The consequences of fatherlessness are a clear and present danger to God’s design for family. The removal of fathers from the family unit is ripping apart the fabric of society—not a small teasing of the fabric, but a deep, ragged rip. For a sobering review of the social consequences of fatherlessness, view here and here.
Yes, suicide, crime, drug abuse, sexual perversion, poverty, etc. are heart-breaking consequences. However, the penultimate consequence of fatherlessness is the distortion of one’s view of God the Father.
God intended the family unit to be a visible word picture of the Trinity. There is no more critical aspect as a believer than to learn who God the Father is. One cannot truly understand the depth of His love in giving us His Son and the gift of His Spirit without first understanding Him as Father. How can a boy or girl or man or woman begin to understand God the Father if they have no earthly father? When I witness to folks who have experienced fatherlessness, I cannot begin the conversation with “God the Father loves you.” They have no context and typically have a negative reaction to any earthly father figures. Vance Fry, an editor for Focus on the Family, wrote:
Some people may have a difficult time relating to God as a father. Fatherhood is an idea that we’re all very familiar with, and we may project our expectations or experiences of what a father should be, or has been, onto our heavenly Father. A boy who longs for a dad has a hard time seeing God as capable of filling that role. A girl who feels she has to succeed in sports and school to earn her father’s approval may see her relationship with God in a similar way. For others, the word father may bring up memories of abuse or neglect. How tragic that such a beautiful facet of God’s character—that He is not a distant, impersonal ruler, but a warm and welcoming papa—is often tainted by the weaknesses of human fathers!
I am the first demonstration of father my four children see as they begin to conceive who God the Father is. This is a wonderful responsibility, but also a weighty responsibility, and one in which I fall short many times. I consistently pray that I demonstrate God the Father’s wisdom, lovingkindness, righteousness, provision and protection to my children and to the watching world.
Men, on this upcoming Father’s Day, consider the following:
- Assess how you are doing in reflecting the word picture of God the Father to your children and to others. Pray that you first of all can relate to God as Abba Father. Then pray that God works in you so that you demonstrate His fatherly characteristics and not that of the world’s.
- If you have experienced fatherlessness, know that God can heal all wounds. He is a father to the fatherless (Psalm 68:5). In addition, your past experience does not have to be repeated. We are made new creatures in Christ (2 Corinthians 5:17), and we are to put off our old selves and don our new selves (Ephesians 4:22-24).

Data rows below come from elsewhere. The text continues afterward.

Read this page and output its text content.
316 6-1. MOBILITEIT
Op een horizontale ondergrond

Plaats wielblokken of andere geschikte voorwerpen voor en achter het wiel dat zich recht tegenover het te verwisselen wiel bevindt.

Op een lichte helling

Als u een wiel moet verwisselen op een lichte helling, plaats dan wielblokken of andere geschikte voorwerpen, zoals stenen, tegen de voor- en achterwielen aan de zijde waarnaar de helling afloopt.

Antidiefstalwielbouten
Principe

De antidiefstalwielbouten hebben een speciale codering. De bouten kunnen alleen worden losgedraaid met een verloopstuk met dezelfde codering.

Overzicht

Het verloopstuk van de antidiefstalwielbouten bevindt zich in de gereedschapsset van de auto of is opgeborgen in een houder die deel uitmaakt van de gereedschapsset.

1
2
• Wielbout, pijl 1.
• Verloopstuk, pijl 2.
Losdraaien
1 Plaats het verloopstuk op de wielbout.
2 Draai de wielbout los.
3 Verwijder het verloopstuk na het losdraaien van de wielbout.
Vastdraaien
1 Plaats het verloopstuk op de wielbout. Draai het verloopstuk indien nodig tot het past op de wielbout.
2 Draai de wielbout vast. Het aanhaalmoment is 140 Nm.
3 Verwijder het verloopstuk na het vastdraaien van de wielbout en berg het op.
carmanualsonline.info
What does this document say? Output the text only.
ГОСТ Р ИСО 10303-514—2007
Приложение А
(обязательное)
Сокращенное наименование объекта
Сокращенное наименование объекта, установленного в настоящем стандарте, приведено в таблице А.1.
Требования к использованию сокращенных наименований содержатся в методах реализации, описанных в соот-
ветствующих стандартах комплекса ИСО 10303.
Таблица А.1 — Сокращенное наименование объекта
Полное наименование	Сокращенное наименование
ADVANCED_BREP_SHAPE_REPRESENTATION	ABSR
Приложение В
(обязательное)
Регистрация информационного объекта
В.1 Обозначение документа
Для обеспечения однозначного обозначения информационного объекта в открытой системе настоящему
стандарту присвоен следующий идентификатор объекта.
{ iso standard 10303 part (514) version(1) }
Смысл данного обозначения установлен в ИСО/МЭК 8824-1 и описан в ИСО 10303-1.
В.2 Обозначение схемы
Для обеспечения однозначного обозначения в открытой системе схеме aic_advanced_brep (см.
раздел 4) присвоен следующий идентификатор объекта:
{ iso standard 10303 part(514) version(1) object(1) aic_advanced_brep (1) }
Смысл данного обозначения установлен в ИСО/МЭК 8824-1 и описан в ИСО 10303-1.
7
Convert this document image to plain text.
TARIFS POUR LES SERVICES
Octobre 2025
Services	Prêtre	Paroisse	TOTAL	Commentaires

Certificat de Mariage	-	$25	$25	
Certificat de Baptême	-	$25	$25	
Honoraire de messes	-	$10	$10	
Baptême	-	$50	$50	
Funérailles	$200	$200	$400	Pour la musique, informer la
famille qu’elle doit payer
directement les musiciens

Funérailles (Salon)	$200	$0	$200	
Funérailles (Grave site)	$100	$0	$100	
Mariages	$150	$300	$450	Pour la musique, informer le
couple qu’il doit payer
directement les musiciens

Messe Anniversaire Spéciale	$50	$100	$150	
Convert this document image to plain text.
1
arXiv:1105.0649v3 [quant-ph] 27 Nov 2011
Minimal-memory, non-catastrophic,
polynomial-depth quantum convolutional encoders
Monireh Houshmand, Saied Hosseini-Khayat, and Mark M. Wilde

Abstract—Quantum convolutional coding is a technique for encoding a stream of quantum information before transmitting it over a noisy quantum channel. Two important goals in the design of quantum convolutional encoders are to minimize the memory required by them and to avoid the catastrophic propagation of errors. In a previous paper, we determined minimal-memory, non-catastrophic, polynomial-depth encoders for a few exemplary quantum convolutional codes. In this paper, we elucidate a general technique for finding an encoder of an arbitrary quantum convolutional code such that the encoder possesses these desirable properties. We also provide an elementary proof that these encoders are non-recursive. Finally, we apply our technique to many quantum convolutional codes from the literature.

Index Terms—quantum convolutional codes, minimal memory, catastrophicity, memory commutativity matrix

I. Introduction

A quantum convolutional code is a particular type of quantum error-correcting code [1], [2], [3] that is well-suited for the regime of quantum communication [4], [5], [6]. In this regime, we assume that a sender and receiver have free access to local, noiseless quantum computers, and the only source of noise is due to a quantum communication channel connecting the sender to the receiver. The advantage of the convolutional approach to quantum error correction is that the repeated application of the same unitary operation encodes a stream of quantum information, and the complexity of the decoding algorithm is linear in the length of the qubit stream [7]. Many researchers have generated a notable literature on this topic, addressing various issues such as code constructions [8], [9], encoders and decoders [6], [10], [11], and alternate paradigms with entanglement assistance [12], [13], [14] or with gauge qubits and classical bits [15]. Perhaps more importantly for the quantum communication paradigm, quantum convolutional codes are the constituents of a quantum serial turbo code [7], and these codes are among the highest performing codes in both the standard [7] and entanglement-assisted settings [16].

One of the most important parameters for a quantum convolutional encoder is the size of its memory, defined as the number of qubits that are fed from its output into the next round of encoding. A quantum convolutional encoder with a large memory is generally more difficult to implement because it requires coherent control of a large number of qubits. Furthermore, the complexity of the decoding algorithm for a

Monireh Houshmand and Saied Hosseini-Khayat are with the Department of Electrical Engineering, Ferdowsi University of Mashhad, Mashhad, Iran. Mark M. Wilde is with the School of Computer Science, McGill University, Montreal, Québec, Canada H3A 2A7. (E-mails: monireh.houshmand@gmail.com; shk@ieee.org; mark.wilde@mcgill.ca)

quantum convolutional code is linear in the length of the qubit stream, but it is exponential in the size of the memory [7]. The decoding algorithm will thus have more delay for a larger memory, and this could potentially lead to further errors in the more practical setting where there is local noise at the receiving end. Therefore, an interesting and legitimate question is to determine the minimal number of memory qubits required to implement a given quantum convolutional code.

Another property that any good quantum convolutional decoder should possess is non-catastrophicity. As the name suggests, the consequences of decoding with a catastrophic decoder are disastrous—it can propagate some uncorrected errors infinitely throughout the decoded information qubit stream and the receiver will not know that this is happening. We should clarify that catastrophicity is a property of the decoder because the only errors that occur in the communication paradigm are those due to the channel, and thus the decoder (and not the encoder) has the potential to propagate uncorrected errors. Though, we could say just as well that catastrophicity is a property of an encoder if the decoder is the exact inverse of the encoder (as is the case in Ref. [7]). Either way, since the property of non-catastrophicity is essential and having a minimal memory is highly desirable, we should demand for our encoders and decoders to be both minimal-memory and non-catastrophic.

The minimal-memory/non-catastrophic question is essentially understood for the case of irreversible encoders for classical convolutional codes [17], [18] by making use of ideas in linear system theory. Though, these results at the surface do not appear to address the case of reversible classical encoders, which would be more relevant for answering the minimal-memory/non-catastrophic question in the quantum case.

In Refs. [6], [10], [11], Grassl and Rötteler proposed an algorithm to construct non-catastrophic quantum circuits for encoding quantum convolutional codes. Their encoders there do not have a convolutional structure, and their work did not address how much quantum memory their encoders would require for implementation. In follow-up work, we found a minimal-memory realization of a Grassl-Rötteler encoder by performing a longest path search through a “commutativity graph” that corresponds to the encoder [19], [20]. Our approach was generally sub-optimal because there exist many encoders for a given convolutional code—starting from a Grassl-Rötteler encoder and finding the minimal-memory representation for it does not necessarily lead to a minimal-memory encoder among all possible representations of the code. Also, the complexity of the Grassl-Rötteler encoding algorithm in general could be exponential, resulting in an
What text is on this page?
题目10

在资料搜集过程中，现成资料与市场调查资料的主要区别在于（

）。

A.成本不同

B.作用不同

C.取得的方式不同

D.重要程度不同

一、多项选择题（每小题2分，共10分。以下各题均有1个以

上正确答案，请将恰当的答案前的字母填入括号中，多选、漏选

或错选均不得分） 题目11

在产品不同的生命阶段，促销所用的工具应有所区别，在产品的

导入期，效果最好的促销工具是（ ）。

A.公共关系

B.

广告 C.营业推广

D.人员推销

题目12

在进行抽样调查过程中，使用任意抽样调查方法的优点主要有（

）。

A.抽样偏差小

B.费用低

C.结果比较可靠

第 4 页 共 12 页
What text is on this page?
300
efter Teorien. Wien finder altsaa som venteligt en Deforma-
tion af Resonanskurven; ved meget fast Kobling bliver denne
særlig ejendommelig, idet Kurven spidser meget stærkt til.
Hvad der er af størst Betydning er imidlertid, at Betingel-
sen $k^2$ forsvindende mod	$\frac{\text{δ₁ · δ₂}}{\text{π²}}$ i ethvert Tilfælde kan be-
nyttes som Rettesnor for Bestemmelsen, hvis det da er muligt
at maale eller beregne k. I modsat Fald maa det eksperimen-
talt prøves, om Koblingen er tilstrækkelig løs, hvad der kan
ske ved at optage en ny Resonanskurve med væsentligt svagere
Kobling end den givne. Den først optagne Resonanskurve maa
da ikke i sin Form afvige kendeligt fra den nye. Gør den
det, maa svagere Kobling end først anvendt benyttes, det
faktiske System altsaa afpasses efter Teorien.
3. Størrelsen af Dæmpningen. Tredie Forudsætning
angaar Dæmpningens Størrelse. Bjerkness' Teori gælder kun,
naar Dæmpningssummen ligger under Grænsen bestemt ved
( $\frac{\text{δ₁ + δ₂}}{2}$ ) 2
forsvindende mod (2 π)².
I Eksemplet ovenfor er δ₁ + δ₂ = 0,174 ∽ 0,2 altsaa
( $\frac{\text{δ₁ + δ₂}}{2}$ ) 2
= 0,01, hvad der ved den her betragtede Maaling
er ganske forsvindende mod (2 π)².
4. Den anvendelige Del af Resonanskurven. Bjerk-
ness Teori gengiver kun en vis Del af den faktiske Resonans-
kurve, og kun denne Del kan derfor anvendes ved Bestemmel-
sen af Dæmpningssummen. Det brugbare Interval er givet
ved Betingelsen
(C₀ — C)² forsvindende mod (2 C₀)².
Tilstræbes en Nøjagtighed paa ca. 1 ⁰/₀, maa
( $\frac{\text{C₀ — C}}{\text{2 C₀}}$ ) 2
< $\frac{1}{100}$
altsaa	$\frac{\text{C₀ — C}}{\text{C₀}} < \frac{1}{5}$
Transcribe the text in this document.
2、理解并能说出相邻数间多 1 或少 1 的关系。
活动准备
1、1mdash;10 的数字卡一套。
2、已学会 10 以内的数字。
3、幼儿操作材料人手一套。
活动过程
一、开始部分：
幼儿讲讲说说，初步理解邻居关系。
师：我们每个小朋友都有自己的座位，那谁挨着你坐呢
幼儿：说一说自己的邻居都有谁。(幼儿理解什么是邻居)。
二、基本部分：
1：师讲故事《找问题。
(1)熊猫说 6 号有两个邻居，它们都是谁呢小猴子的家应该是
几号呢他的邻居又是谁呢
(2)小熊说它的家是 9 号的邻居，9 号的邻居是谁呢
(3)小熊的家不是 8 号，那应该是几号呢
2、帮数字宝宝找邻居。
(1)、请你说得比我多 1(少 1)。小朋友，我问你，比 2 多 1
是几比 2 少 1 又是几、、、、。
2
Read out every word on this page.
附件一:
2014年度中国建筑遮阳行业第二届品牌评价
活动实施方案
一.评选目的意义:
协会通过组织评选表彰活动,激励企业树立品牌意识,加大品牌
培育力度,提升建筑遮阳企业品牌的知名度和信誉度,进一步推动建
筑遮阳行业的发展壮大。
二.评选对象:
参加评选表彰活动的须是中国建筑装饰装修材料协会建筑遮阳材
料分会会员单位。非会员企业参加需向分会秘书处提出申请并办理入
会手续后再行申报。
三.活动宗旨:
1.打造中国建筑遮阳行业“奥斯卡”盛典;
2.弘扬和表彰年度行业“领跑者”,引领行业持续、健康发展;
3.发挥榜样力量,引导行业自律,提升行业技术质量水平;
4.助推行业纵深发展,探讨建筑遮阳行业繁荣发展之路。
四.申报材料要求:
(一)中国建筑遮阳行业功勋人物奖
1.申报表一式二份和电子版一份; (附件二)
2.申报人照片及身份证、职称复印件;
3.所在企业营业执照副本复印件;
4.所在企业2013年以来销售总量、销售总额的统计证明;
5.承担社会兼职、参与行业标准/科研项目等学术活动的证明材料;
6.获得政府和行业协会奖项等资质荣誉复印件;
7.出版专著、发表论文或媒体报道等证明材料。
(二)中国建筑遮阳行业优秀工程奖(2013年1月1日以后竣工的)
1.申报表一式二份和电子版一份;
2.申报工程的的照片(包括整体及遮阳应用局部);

- Mentor younger dads. The body of Christ has a responsibility to train and equip the next generation. Help younger dads learn from your mistakes and help them grow closer to God the Father. In doing this, you will be having a lasting impact on the dads, their children and their grandchildren.
- Help teach in the preschool and children’s ministry at your church. Children need to see godly father figures in their lives. Children need to see men in the classroom. Far too many of our children and preschoolers have no adult male role model at home.
- Ensure that your family and church have mechanisms to help solo mothers.